やがて傷ついたアトラスは立ち上がり、再び天に向かって叫び、他のハゲワシ達を押しどけて骨を引き抜く。
(ダークよ、お前が見せしめとなって仲間達は無駄な戦いをすることを諦めた。お前が仲間達を救ったのだ。俺はこの群れのボスとして、泥にまみれ、血にまみれ、石にかじりつき、恥をさらしながらも生きていくぞ。あの世で見ていてくれ)
こうして彼らは、弱肉強食の掟の元、明日も生きていく。夕陽が赤く燃える。どこかで見た事が有る色。あのガインの鬣の色だ。アトラスの懸命の叫びが、生きる執念にも思えるFだった。
(ガイン、お前も生き続けろ。あのアトラスのように。またどこかで、お前に会えそうな気がしてきたよ)
Fは夕陽の彼方に消えていく。
そして、夕暮れ色に染まったサバンナ。地平線の向こうの木は黒く影を落とし、静かに風が吹く。真昼の灼熱を、全ての生き物たちに謝っているかのように。
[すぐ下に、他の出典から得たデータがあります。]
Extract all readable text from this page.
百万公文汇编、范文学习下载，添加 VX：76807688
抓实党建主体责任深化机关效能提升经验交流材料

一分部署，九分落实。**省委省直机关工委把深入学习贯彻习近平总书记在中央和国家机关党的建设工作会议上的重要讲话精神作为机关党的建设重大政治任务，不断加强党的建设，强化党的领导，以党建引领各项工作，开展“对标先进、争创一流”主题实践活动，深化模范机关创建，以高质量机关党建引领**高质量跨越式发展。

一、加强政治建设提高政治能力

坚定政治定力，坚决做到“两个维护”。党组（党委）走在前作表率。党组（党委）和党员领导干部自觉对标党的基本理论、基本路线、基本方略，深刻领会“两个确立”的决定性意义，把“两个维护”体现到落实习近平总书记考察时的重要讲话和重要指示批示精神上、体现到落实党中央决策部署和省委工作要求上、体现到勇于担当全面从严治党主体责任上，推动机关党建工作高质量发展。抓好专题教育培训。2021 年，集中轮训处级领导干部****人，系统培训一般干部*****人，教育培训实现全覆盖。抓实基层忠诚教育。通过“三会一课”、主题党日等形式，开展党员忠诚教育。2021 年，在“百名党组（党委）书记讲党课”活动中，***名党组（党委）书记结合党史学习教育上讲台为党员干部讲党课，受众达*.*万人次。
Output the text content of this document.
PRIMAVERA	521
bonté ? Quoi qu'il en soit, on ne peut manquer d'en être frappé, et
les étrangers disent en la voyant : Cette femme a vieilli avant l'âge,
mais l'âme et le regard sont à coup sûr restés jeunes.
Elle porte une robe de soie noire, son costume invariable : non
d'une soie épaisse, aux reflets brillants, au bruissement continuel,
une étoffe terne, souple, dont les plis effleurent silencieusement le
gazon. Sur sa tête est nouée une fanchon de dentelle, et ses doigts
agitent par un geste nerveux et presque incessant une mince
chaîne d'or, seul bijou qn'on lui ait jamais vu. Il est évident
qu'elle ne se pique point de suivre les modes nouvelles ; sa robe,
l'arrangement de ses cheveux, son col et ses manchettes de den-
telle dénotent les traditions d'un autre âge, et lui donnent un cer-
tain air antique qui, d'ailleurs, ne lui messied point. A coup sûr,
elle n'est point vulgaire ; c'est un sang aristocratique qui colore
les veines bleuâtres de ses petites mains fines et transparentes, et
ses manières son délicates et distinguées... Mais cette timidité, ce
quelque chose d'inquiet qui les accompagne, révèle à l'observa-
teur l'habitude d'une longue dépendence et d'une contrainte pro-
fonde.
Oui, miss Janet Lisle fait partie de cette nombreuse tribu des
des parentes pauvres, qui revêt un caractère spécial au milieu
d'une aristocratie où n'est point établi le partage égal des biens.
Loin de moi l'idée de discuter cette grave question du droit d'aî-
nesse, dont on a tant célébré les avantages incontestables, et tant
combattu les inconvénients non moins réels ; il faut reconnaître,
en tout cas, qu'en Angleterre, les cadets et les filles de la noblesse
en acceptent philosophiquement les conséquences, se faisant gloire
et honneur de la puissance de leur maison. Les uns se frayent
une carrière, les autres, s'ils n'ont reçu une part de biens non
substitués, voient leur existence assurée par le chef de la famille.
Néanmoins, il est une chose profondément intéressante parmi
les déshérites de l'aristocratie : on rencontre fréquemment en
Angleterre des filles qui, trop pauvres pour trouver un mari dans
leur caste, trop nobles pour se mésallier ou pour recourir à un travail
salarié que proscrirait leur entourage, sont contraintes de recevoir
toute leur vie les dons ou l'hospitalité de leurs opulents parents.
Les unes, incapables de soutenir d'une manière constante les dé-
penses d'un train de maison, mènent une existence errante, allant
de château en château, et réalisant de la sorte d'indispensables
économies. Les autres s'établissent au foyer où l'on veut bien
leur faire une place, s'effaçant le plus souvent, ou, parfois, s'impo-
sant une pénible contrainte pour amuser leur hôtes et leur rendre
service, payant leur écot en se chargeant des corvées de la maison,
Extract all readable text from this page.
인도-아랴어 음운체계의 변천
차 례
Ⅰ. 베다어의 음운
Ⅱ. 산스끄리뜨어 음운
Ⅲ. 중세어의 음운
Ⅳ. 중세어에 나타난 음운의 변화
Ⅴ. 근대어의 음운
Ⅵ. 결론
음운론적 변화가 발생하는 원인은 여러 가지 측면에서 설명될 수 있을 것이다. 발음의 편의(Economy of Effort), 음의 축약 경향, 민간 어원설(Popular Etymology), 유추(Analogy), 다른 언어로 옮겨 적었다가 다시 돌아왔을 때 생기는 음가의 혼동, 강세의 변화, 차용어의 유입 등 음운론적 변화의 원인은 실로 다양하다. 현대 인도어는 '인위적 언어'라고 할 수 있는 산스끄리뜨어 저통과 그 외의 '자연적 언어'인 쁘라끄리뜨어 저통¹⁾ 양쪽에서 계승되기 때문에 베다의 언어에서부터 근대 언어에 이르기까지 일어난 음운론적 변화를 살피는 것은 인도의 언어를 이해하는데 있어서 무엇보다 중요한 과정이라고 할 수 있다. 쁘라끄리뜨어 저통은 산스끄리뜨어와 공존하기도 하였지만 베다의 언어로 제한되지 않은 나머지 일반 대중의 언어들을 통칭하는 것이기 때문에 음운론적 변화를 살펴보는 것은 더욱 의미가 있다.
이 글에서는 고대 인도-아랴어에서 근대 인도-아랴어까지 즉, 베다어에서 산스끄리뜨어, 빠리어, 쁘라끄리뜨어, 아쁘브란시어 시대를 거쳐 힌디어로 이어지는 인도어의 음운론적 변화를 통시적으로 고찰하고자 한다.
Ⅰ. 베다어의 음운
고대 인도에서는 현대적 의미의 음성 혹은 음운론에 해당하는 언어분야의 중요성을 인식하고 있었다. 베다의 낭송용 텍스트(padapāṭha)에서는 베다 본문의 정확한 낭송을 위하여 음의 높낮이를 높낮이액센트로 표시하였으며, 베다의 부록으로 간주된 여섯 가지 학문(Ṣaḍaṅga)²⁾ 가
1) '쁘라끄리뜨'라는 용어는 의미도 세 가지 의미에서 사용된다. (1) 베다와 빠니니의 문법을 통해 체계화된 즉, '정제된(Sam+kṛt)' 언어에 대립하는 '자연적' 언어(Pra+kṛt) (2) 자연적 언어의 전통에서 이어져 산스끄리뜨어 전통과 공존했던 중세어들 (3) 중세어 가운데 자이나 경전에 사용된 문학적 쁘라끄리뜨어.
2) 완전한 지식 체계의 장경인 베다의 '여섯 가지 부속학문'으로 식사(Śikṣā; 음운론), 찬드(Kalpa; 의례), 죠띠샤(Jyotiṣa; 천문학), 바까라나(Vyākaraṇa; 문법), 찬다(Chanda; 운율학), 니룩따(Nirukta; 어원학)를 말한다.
ガインは血戦の末、ゲルムとマッドを倒し、夕陽に向かって吠えた。その横にはあのライザが寄り添っていた。
「また俺達の子を作り、このハーレムを守っていこう」
「あんた、前より大きくなったよ。心も体も」
ガインは目を細めて夕陽を見つめながら
「あいつが教えてくれた…」
「えっ…」
「俺は地獄からここに戻ってきた。だがその地獄へ、自ら飛び込む鷹がいた。地獄路を我が道と進む鷹がいた。俺はあいつと同じ道を行くことは出来ない」
「ガイン……」
ガインはこのサバンナの王者として最後まで戦い抜くことをライザに誓った。あの夕陽に。
そしてその向こうの無限の道を進むFに…。
俺は地獄から戻ってきた。
だがその地獄へ、自ら飛び込む鷹がいた…。